Bitcoin Mining with Trojan.Badminer


Bitcoins have been in the news in recent months and there has been much discussion on them, as part of public discourse. In terms of how bitcoins are being targeted by malware, we’ve seen past attempts by Trojan.Cointbitminer to “mine” bitcoins on compromised computers, using up precious CPU cycles in the process. We’ve even seen other malware groups take a more direct and perhaps easier route by stealing bitcoins instead.

Now we are seeing another new Trojan on the bitcoin mining trail, which we are calling Trojan.Badminer. Instead of packing a pick axe and shovel like previous bitcoin mining Trojans, this makes use of heavy machinery to do its job. That way the flow of bitcoins can be mined much faster than before.
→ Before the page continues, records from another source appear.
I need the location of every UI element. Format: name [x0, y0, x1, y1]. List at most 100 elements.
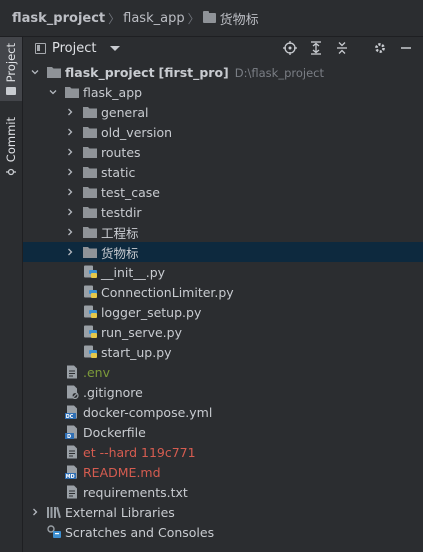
tree-item-folder[interactable]: old_version — [23, 122, 423, 142]
project-view-icon — [35, 42, 46, 54]
minus-icon — [401, 47, 411, 49]
module-name: [first_pro] — [158, 64, 229, 80]
collapse-all-button[interactable] — [329, 37, 355, 59]
chevron-right-icon[interactable] — [66, 228, 74, 236]
settings-button[interactable] — [367, 37, 393, 59]
tree-item-folder[interactable]: general — [23, 102, 423, 122]
panel-toolbar — [277, 37, 419, 59]
chevron-down-icon[interactable] — [110, 45, 121, 51]
tree-item-file[interactable]: D Dockerfile — [23, 422, 423, 442]
tree-item-file[interactable]: __init__.py — [23, 262, 423, 282]
locate-button[interactable] — [277, 37, 303, 59]
tree-item-file[interactable]: .gitignore — [23, 382, 423, 402]
tree-item-label: requirements.txt — [83, 484, 188, 500]
breadcrumb-separator: 〉 — [187, 11, 200, 26]
tree-item-file[interactable]: ConnectionLimiter.py — [23, 282, 423, 302]
expand-all-button[interactable] — [303, 37, 329, 59]
tree-item-label: ConnectionLimiter.py — [101, 284, 234, 300]
view-selector[interactable]: Project — [35, 40, 121, 56]
folder-icon — [83, 227, 97, 238]
dockerfile-icon: D — [65, 425, 77, 439]
tree-item-folder[interactable]: static — [23, 162, 423, 182]
hide-button[interactable] — [393, 37, 419, 59]
markdown-file-icon: MD — [65, 465, 77, 479]
tree-item-folder[interactable]: 工程标 — [23, 222, 423, 242]
folder-icon — [83, 107, 97, 118]
tree-item-file[interactable]: DC docker-compose.yml — [23, 402, 423, 422]
tree-item-label: .gitignore — [83, 384, 143, 400]
tree-item-folder[interactable]: routes — [23, 142, 423, 162]
tree-item-label: Dockerfile — [83, 424, 146, 440]
python-file-icon — [84, 325, 97, 338]
tree-item-external-libraries[interactable]: External Libraries — [23, 502, 423, 522]
folder-icon — [83, 127, 97, 138]
tree-item-file[interactable]: et --hard 119c771 — [23, 442, 423, 462]
tree-item-label: logger_setup.py — [101, 304, 202, 320]
chevron-right-icon[interactable] — [66, 208, 74, 216]
tab-project-label: Project — [4, 43, 18, 83]
ignore-file-icon — [67, 385, 79, 399]
folder-icon — [47, 67, 61, 78]
expand-all-icon — [311, 41, 321, 55]
folder-icon — [65, 87, 79, 98]
chevron-right-icon[interactable] — [66, 248, 74, 256]
tree-item-file[interactable]: logger_setup.py — [23, 302, 423, 322]
tree-item-folder[interactable]: testdir — [23, 202, 423, 222]
breadcrumb-separator: 〉 — [108, 11, 121, 26]
tree-item-label: start_up.py — [101, 344, 172, 360]
chevron-down-icon[interactable] — [49, 88, 57, 96]
tree-item-folder[interactable]: test_case — [23, 182, 423, 202]
tree-item-root[interactable]: flask_project [first_pro] D:\flask_projec… — [23, 62, 423, 82]
tree-item-label: Scratches and Consoles — [65, 524, 215, 540]
project-path: D:\flask_project — [234, 65, 324, 80]
folder-icon — [83, 167, 97, 178]
tree-item-label: 工程标 — [101, 225, 139, 241]
chevron-right-icon[interactable] — [66, 168, 74, 176]
breadcrumb-app[interactable]: flask_app — [123, 11, 184, 26]
tree-item-label: 货物标 — [101, 245, 139, 261]
tree-item-label: docker-compose.yml — [83, 404, 213, 420]
python-file-icon — [84, 265, 97, 278]
python-file-icon — [84, 285, 97, 298]
chevron-down-icon[interactable] — [31, 68, 39, 76]
folder-icon — [83, 147, 97, 158]
panel-title: Project — [52, 40, 97, 56]
tree-item-file[interactable]: MD README.md — [23, 462, 423, 482]
svg-text:D: D — [67, 434, 71, 439]
docker-compose-icon: DC — [65, 405, 77, 419]
tree-item-file[interactable]: .env — [23, 362, 423, 382]
project-name: flask_project — [65, 64, 155, 80]
chevron-right-icon[interactable] — [66, 188, 74, 196]
tree-item-label: testdir — [101, 204, 142, 220]
svg-text:MD: MD — [66, 474, 75, 479]
folder-icon — [83, 247, 97, 258]
python-file-icon — [84, 305, 97, 318]
tab-project[interactable]: Project — [0, 37, 22, 101]
folder-icon — [6, 86, 16, 95]
tree-item-label: External Libraries — [65, 504, 175, 520]
text-file-icon — [67, 365, 77, 379]
chevron-right-icon[interactable] — [66, 128, 74, 136]
folder-icon — [83, 187, 97, 198]
breadcrumb-current[interactable]: 货物标 — [220, 9, 259, 28]
tree-item-label: static — [101, 164, 136, 180]
tree-item-file[interactable]: run_serve.py — [23, 322, 423, 342]
tree-item-label: routes — [101, 144, 141, 160]
tab-commit[interactable]: Commit — [0, 115, 22, 179]
tree-item-flask-app[interactable]: flask_app — [23, 82, 423, 102]
tool-window-strip: Project Commit — [0, 37, 23, 552]
folder-icon — [83, 207, 97, 218]
text-file-icon — [67, 485, 77, 499]
tree-item-folder-selected[interactable]: 货物标 — [23, 242, 423, 262]
tree-item-file[interactable]: requirements.txt — [23, 482, 423, 502]
tree-item-scratches[interactable]: Scratches and Consoles — [23, 522, 423, 542]
panel-header: Project — [23, 37, 423, 59]
scratches-icon — [47, 525, 61, 538]
tree-item-file[interactable]: start_up.py — [23, 342, 423, 362]
breadcrumb-project[interactable]: flask_project — [12, 11, 105, 26]
chevron-right-icon[interactable] — [66, 148, 74, 156]
commit-icon — [6, 168, 16, 175]
chevron-right-icon[interactable] — [66, 108, 74, 116]
tree-item-label: et --hard 119c771 — [83, 444, 196, 460]
chevron-right-icon[interactable] — [31, 508, 39, 516]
When it comes to mining, Badminer contains functionality to deal with all eventualities. It detects the type of computer that it is running on and then activates the appropriate “machinery” to dig through the hashes to reach the hidden treasures. If it determines the computer has a high-spec graphics card with a fast enough graphics processing unit (GPU), it uses the appropriate packages to leverage the immense processing power of the GPU to literally move through the mountains of hashes to reach the valuable bitcoins. Conversely if a low-spec computer is found, then it will wheel out the basic bitcoin mining tools, which will result in much slower throughput. To perform the mining functions, the Trojan contains both the RPC miner and Phoenix miner programs. The latter can take advantage of the extra power of the GPU for bitcoin mining.
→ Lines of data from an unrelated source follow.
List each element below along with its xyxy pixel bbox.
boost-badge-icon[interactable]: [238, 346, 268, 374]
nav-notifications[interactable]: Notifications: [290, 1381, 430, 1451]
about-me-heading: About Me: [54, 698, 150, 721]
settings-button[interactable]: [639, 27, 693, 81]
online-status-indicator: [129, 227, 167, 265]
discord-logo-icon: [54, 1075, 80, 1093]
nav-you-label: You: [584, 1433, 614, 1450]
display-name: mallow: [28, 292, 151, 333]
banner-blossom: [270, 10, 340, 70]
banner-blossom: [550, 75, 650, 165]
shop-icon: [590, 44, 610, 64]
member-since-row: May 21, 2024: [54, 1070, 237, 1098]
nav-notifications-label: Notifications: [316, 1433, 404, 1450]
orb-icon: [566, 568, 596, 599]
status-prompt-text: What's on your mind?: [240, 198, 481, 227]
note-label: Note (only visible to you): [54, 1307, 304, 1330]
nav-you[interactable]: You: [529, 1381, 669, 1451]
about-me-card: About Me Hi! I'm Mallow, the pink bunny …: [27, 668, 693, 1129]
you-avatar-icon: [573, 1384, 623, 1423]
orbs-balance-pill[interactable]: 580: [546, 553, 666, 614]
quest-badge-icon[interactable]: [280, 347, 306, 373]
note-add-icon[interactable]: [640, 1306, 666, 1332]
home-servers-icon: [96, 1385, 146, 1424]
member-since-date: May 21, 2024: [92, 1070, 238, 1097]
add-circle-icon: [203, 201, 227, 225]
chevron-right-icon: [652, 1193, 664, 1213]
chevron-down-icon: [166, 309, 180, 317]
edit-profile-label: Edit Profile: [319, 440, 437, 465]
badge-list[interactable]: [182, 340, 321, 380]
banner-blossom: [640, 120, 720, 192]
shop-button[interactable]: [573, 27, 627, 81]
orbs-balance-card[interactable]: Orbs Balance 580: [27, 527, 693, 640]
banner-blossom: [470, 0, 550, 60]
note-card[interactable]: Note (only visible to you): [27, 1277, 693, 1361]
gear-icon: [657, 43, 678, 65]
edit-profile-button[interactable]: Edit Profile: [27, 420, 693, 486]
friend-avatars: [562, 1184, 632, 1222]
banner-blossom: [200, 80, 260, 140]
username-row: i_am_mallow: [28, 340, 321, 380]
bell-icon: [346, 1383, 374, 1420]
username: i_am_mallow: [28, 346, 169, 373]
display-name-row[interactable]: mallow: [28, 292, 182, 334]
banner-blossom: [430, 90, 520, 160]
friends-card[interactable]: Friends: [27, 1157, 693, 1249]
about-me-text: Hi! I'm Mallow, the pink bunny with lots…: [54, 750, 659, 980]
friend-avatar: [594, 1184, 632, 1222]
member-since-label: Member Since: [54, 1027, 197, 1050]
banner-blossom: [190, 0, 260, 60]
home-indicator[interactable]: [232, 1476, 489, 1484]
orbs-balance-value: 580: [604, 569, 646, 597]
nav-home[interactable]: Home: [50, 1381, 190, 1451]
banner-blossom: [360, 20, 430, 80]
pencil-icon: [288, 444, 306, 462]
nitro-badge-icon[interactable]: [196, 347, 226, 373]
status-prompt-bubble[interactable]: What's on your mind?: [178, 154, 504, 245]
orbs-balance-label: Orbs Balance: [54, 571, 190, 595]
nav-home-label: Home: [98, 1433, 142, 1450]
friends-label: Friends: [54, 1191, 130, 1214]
The difference in throughput can be compared with traditional tunnel-based mining, versus blowing a hole in the side of a mountain and picking up the minerals after.

What are GPGPUs?
GPGPU stands for General Purpose computing on Graphics Processing Units. The capabilities of modern GPUs are highly optimized for certain types of mathematical calculations (floating point math) and are designed for parallel processing. Their performance on specialized tasks can hugely outperform conventional, general-purpose CPUs . This makes the idea of GPGPU extremely attractive for the purpose of bitcoin mining,  brute force hash attacks against password databases, and folding (the processing of simulating protein folding, a project initiated by Stanford University known as Folding@home).

Mining performance: GPGPU vs CPU
Just how much faster is GPGPU bitcoin mining versus bitcoin mining with a general CPU? A measure of bitcoin mining throughput is known as Mhashes per second: the number of millions of cryptographic hashes that can be processed in a second.  For example, it has been reported that an Intel i7 990-equipped rig is capable of a throughput of 33.3 Mhash/s, while a lower-end system based on the Atom N270 (found in many netbooks) are capable of a measly 1.19 Mhash/s.  The following diagram compares the Mhash/s throughput of some popular graphic cards and single CPU rigs.
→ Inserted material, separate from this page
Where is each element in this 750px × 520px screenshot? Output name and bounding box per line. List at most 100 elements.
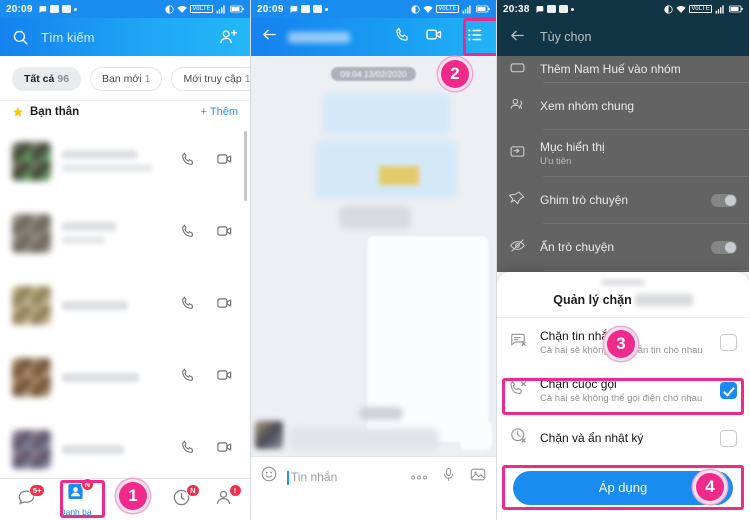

As you can see, there is a huge contrast between the CPU mining figures and the performance of GPGPU mining. Low-end CPUs can process around 1 Mhash/s whereas high end graphic cards are measured in several hundreds of Mhash/s.

Show me the money
Since bitcoins are a virtual currency, they are only accepted by a limited number of outlets. To realize its true purchasing power you need to sell them in exchange for a hard currency. The exchange rate fluctuates but the current US dollar-to-bitcoin rate at the time of writing is $11.44 per bitcoin. Previously, bitcoins were changing hands at a rate of around $20 each, but have nearly halved to its current level.

To work out a possible return on investment for the mining effort, you also need to consider the difficulty factor. This value gives an idea of how difficult it currently is to solve the hashing problem and find the bitcoins. At the time of writing the difficulty factor is 1690906.20472.

Based on these numbers we can arrive at an earnings potential for some of the graphics cards that we have previously detailed. An AMD Radeon 6750 card is reportedly capable of 167.5 Mhash/s whereas a higher-end card like the AMD Radeon 6990 is capable of 758.82 Mhash/s.

In an ideal situation, we could expect to uncover 13.71 bitcoins with the high-end graphics card example, which in turn would be worth $156.84 per month. Not a huge amount of money in isolation, but when combined with hundreds or thousands of other compromised computers, all generating a few bitcoins each, the numbers begin to add up.

Implications
In a previous blog by Peter Coogan, it was surmised that renting a botnet to perform bitcoin mining was not an economically viable idea. The price of renting the botnet versus the CPU-based throughput of the bitcoin mining software did not justify this. With the advent of Trojan.Badminer and common usage of fast graphics cards, it may well begin to make economic sense to rent botnets in order to carry out distributed bitcoin mining and run the process on an industrial scale.